Já comentador não sou

(Com a devida vénia a Manuel Maria Barbosa du Bocage)

Já Comentador não sou!... Ao anónimo povo
Meu comentário vai faltar, desfeito em vento...
Eu ao Governo ultrajei! O meu tormento
Breve será se outra estação me acolher de novo.

Conheço agora já quão grande impacto
Fez o livro ou o assunto que comento.
SIC!... Tiveras algum merecimento,
Se num raio de inspiração me desses o contrato!

Se me arrependo? A língua sempre bravia
Brade em alto pregão à audiência,
Que atrás do domingo fantástico corria:

O outro cretino foi... A resistência
Esgotei!... Oh! Se me credes, gente pia,
Ficai de olho no canal e tende alguma paciência.

Pare, SCUT e olhe

Desenganem-se os que esperam ver aqui uma ligação infratextual do caso do professor de Sousa às façanhices da quinta das celebridades. É certo: acodem ambos pelo mesmo código postal e acentuam pecaminosamente, como o rigoroso fio dental, as poderosas nádegas da democracia portuguesa. É igualmente certo: são ambos verso e anverso de um previsível outdoor de Miguel de Sousa. É finalmente certo: nem sequer são algo triste ou algo fado, antes qualquer coisa de intermédio. Mas seria penoso, convenhamos, revisitar um lugar-comum que infortunadamente habitamos já. Condomínio fechado e licor beirão, estão a ver.
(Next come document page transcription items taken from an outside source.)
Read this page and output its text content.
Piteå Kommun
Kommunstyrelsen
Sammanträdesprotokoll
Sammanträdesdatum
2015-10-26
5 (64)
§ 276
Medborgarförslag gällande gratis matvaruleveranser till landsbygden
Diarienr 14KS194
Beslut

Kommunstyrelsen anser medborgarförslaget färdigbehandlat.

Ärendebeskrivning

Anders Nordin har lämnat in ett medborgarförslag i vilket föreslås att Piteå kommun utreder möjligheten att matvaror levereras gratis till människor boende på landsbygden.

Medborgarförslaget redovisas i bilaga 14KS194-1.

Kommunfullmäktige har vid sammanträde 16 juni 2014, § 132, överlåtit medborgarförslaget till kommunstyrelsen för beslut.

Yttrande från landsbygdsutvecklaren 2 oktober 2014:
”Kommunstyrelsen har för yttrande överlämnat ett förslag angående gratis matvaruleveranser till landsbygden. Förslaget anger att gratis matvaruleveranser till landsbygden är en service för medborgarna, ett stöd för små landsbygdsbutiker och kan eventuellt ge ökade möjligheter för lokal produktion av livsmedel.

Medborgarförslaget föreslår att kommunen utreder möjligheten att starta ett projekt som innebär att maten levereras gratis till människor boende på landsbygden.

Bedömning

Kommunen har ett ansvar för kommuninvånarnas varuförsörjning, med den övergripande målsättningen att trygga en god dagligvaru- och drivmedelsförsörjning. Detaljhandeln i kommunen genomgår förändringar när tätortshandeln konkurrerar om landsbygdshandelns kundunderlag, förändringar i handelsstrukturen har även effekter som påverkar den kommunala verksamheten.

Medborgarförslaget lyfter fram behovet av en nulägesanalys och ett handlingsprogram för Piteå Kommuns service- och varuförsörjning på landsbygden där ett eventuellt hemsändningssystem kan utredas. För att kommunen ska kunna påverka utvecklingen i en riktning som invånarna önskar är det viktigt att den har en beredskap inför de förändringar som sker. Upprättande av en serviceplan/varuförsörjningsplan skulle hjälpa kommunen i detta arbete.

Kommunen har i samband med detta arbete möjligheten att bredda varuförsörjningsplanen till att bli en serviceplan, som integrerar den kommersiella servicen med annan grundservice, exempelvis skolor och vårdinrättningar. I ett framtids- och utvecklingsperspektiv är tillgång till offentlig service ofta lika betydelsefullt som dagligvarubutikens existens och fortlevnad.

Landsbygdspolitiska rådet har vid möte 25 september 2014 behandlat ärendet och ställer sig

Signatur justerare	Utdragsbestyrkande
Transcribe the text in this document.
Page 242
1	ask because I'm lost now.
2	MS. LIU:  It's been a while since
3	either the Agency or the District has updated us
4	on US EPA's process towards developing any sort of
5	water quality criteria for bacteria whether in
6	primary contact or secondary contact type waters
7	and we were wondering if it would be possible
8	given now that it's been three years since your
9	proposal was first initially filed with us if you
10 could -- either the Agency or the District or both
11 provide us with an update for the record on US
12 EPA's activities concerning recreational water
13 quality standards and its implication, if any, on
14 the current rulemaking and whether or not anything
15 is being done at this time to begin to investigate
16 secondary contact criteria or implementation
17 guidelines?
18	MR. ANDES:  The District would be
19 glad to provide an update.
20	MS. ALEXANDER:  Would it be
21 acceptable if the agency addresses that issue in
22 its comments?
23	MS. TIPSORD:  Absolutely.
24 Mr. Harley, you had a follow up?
Apesar das aparências, Portugal não se resume a três sílabas mal frequentadas. Mas hoje insiste nos shortcuts: MRS, QDC, TVI... - há aqui qualquer coisa que lembra o 8 vertical truncado com o 7 horizontal (*). Juntemo-lhes agora PSL, a ver o que dá... iiiiiisso – e, em caixa baixa, rgs, o gatilho mais sensível a oeste de Los Pecos. Ou será a leste? Já com MPA, o dono da coisa, atiça-se-me o corrector automático do Word, sugerindo um inescrutável PT a bold underscript. Experimentemos ainda Belém, que se escreve, como Rato, apenas a dois tempos silábicos (tempo de semear, tempo de colher). E PP, essas ainda tímidas partes por milhão. Que alegria! Falta alguém?

Bom, mas o que é que temos? Simples: WYSIWYG. A todos em epígrafe, por isso, uma vez sem emenda, a comenda. Definitiva e justa. Púrpura. Pelos plots e pelos lots. LOL. Ao peito. Mas com jeito. Pregada.Aos restantes, que aproveitem o próximo domingo e fiquem fora até tarde, até muito tarde. Mas não demasiado. Façam a ponte. Outra ponte. Longa, prudentemente longa. Sábia e suspensa. Pênsil. E SCUT. Depois falamos.

(*) Mas então o plural de batráquio anfíbio aquático, anuro, da família dos ranídeos, não é rans?